Размножаются фикомицеты бесполым и половым путем. При бесполом размножении образуются спорангиеносцы, при половом – в результате слияния двух гиф происходит образование зиготы (зигоспоры), которая после периода покоя прорастает и образует короткую гифу со спорангием на конце. При прорастании споры происходит деление ядер.

Многоядерная цитоплазма спорангия распадается на множество спорангиеспор, которые в благоприятных условиях прорастают в мицелий.

Грибы рода Мисоr (рис.1.3, а) вызывают порчу пищевых продуктов. Отдельные представители этого рода нашли применение как продуценты ферментных препаратов, органических кислот, спиртов, каротиноидов, стероидов.

Грибы рода Rhizopus вызывают так называемую «мягкую гниль» ягод, плодов и овощей.

Класс аскомицетов. Аскомицеты (сумчатые грибы) являются высшими грибами, т.е. имеют септированный мицелий. При бесполом размножении образуются конидиеносцы с экзоспорами.

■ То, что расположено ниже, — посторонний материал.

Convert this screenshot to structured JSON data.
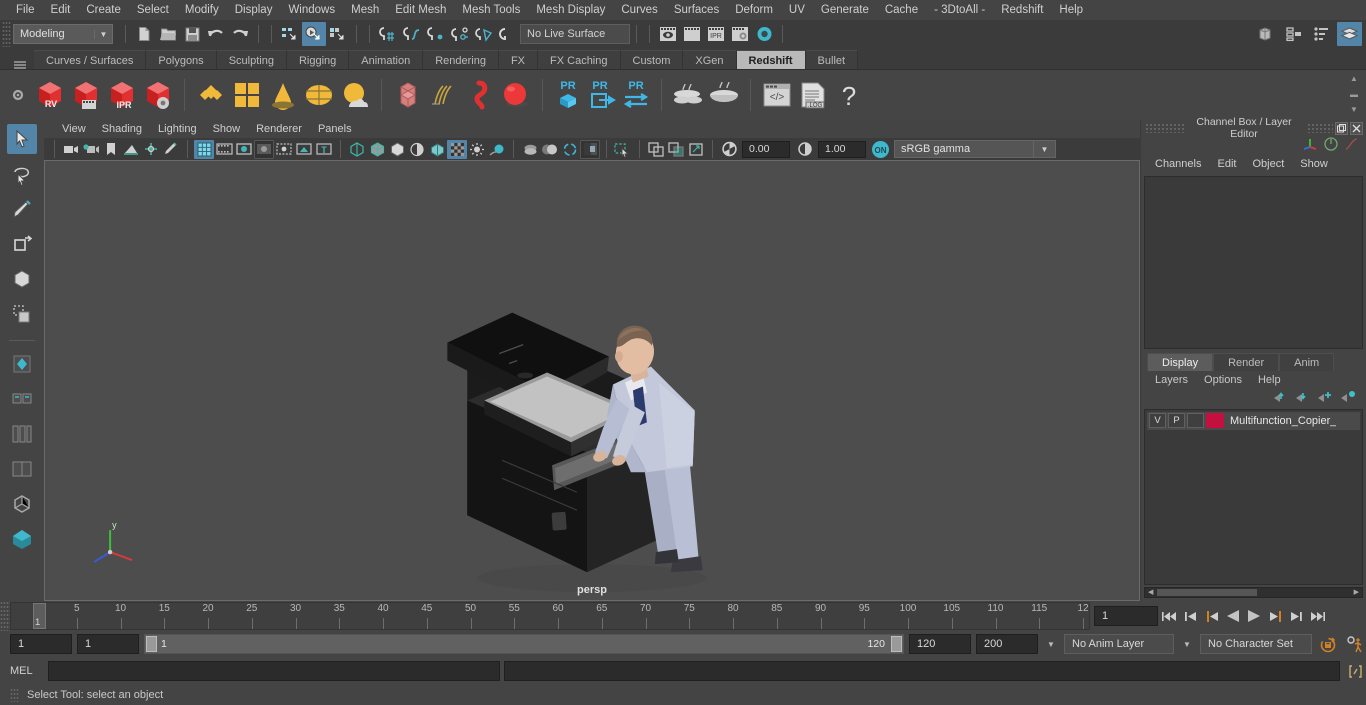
{
  "menubar": {
    "items": [
      "File",
      "Edit",
      "Create",
      "Select",
      "Modify",
      "Display",
      "Windows",
      "Mesh",
      "Edit Mesh",
      "Mesh Tools",
      "Mesh Display",
      "Curves",
      "Surfaces",
      "Deform",
      "UV",
      "Generate",
      "Cache",
      "- 3DtoAll -",
      "Redshift",
      "Help"
    ]
  },
  "statusline": {
    "mode": "Modeling",
    "live_surface": "No Live Surface",
    "icons": [
      "new-scene-icon",
      "open-scene-icon",
      "save-scene-icon",
      "undo-icon",
      "redo-icon",
      "select-by-hierarchy-icon",
      "select-by-object-icon",
      "select-by-component-icon",
      "snap-to-grid-icon",
      "snap-to-curve-icon",
      "snap-to-point-icon",
      "snap-to-projected-center-icon",
      "snap-to-view-plane-icon",
      "make-live-icon",
      "render-view-icon",
      "render-region-icon",
      "ipr-render-icon",
      "render-settings-icon",
      "hypershade-icon"
    ],
    "right_icons": [
      "show-hide-modeling-panel-icon",
      "show-hide-attribute-editor-icon",
      "show-hide-tool-settings-icon",
      "show-hide-channel-box-icon"
    ]
  },
  "shelf": {
    "tabs": [
      "Curves / Surfaces",
      "Polygons",
      "Sculpting",
      "Rigging",
      "Animation",
      "Rendering",
      "FX",
      "FX Caching",
      "Custom",
      "XGen",
      "Redshift",
      "Bullet"
    ],
    "active_tab": "Redshift",
    "icons": [
      "redshift-rv-icon",
      "redshift-render-sequence-icon",
      "redshift-ipr-icon",
      "redshift-render-settings-icon",
      "redshift-material-icon",
      "redshift-light-dome-icon",
      "redshift-light-area-icon",
      "redshift-light-ies-icon",
      "redshift-environment-icon",
      "redshift-proxy-icon",
      "redshift-hair-icon",
      "redshift-volume-icon",
      "redshift-sphere-icon",
      "redshift-pr-object-icon",
      "redshift-pr-export-icon",
      "redshift-pr-toggle-icon",
      "redshift-bake-icon",
      "redshift-bakeset-icon",
      "redshift-script-icon",
      "redshift-log-icon",
      "redshift-help-icon"
    ],
    "labels": {
      "rv": "RV",
      "ipr": "IPR",
      "pr": "PR",
      "log": ".LOG",
      "help": "?"
    }
  },
  "toolbox": {
    "tools": [
      "select-tool-icon",
      "lasso-select-tool-icon",
      "paint-select-tool-icon",
      "move-tool-icon",
      "rotate-tool-icon",
      "scale-tool-icon",
      "last-tool-icon",
      "snap-transform-icon",
      "toggle-visibility-icon",
      "layout-single-icon",
      "layout-two-pane-icon",
      "layout-hypergraph-icon",
      "layout-outliner-icon",
      "layout-persp-icon"
    ]
  },
  "viewport": {
    "menu": [
      "View",
      "Shading",
      "Lighting",
      "Show",
      "Renderer",
      "Panels"
    ],
    "camera_label": "persp",
    "toolbar_icons": [
      "select-camera-icon",
      "camera-attributes-icon",
      "bookmark-icon",
      "image-plane-icon",
      "two-d-pan-zoom-icon",
      "grease-pencil-icon",
      "grid-toggle-icon",
      "film-gate-icon",
      "resolution-gate-icon",
      "gate-mask-icon",
      "field-chart-icon",
      "safe-action-icon",
      "safe-title-icon",
      "wireframe-icon",
      "smooth-shade-all-icon",
      "shaded-textured-icon",
      "use-default-lighting-icon",
      "shadows-icon",
      "occlusion-icon",
      "motion-blur-icon",
      "multisample-icon",
      "isolate-select-icon",
      "xray-icon",
      "xray-joints-icon",
      "xray-active-components-icon",
      "exposure-icon",
      "gamma-icon"
    ],
    "exposure": "0.00",
    "gamma": "1.00",
    "color_toggle": "ON",
    "color_space": "sRGB gamma"
  },
  "channelbox": {
    "title": "Channel Box / Layer Editor",
    "window_buttons": [
      "undock-icon",
      "close-icon"
    ],
    "header_icons": [
      "axis-icon",
      "anim-layer-icon",
      "graph-icon"
    ],
    "menu": [
      "Channels",
      "Edit",
      "Object",
      "Show"
    ]
  },
  "layereditor": {
    "tabs": [
      "Display",
      "Render",
      "Anim"
    ],
    "active_tab": "Display",
    "menu": [
      "Layers",
      "Options",
      "Help"
    ],
    "buttons": [
      "move-layer-up-icon",
      "move-layer-down-icon",
      "new-layer-icon",
      "new-layer-from-selected-icon"
    ],
    "layers": [
      {
        "visible": "V",
        "playback": "P",
        "state": "",
        "color": "#c41040",
        "name": "Multifunction_Copier_"
      }
    ]
  },
  "timeline": {
    "ticks": [
      5,
      10,
      15,
      20,
      25,
      30,
      35,
      40,
      45,
      50,
      55,
      60,
      65,
      70,
      75,
      80,
      85,
      90,
      95,
      100,
      105,
      110,
      115,
      12
    ],
    "current_frame_marker": "1",
    "current_frame_field": "1",
    "playback_buttons": [
      "go-to-start-icon",
      "step-back-keyframe-icon",
      "step-back-frame-icon",
      "play-backwards-icon",
      "play-forwards-icon",
      "step-forward-frame-icon",
      "step-forward-keyframe-icon",
      "go-to-end-icon"
    ]
  },
  "rangeslider": {
    "start_field": "1",
    "anim_start_field": "1",
    "range_start": "1",
    "range_end": "120",
    "anim_end_field": "120",
    "end_field": "200",
    "anim_layer": "No Anim Layer",
    "character_set": "No Character Set",
    "right_icons": [
      "auto-keyframe-icon",
      "animation-preferences-icon"
    ]
  },
  "command": {
    "label": "MEL",
    "input_value": "",
    "output_value": "",
    "expand_icon": "expand-script-editor-icon"
  },
  "statusbar": {
    "message": "Select Tool: select an object"
  },
  "colors": {
    "accent": "#5285a8",
    "shelf_highlight": "#b9b9b9",
    "layer_swatch": "#c41040",
    "orange": "#d07820"
  }
}
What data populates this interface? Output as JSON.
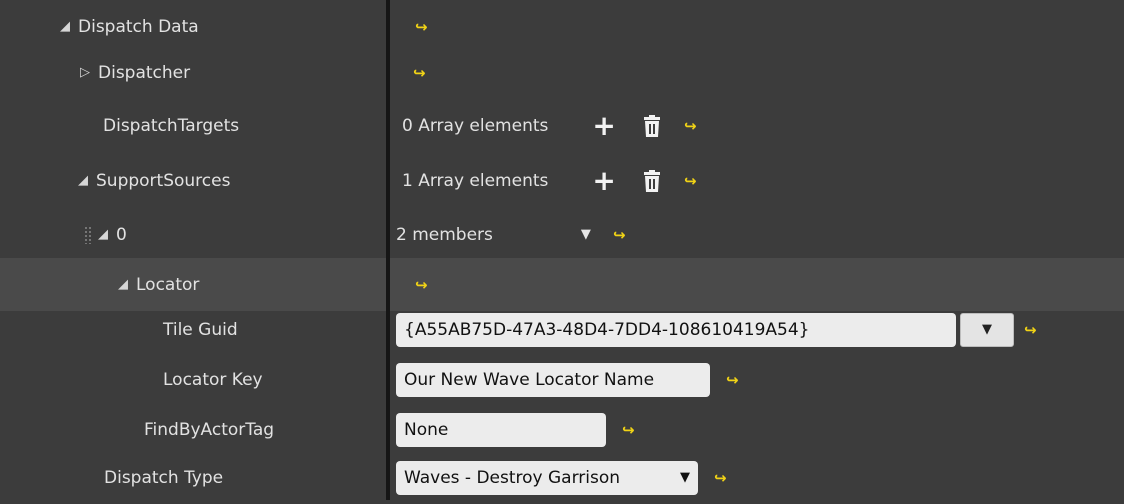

При половом размножении образуется аск (сумка) со спорами. Начинается половое размножение с образования аскогонов, несущих трихогину – трубочку, по которой в аскогон попадают мужские ядра. Диплоидное ядро, как правило, претерпевает три деления, в результате образуются 8 аскоспор.

Существуют аскомицеты, у которых аски развиваются на специальных плодовых телах. Такие грибы называют плодосумчатые.

В группу плодосумчатых аскомицетов входят грибы родов Penicillium (рис.1.3, в) и Aspergillus (рис.1.3, б), которые являются возбудителями порчи различных пищевых продуктов, и в частности, плодов и овощей, особенно при хранении (различные гнили). Кроме того, некоторые аспергиллы являются патогенными для человека и животных, вызывают заболевания верхних дыхательных путей, слизистой рта, кожи (аспергиллез). Другие виды аспергиллов, а также гриб спорынья (паразит злаковых растений) выделяют ядовитые вещества, вызывающие пищевые отравления.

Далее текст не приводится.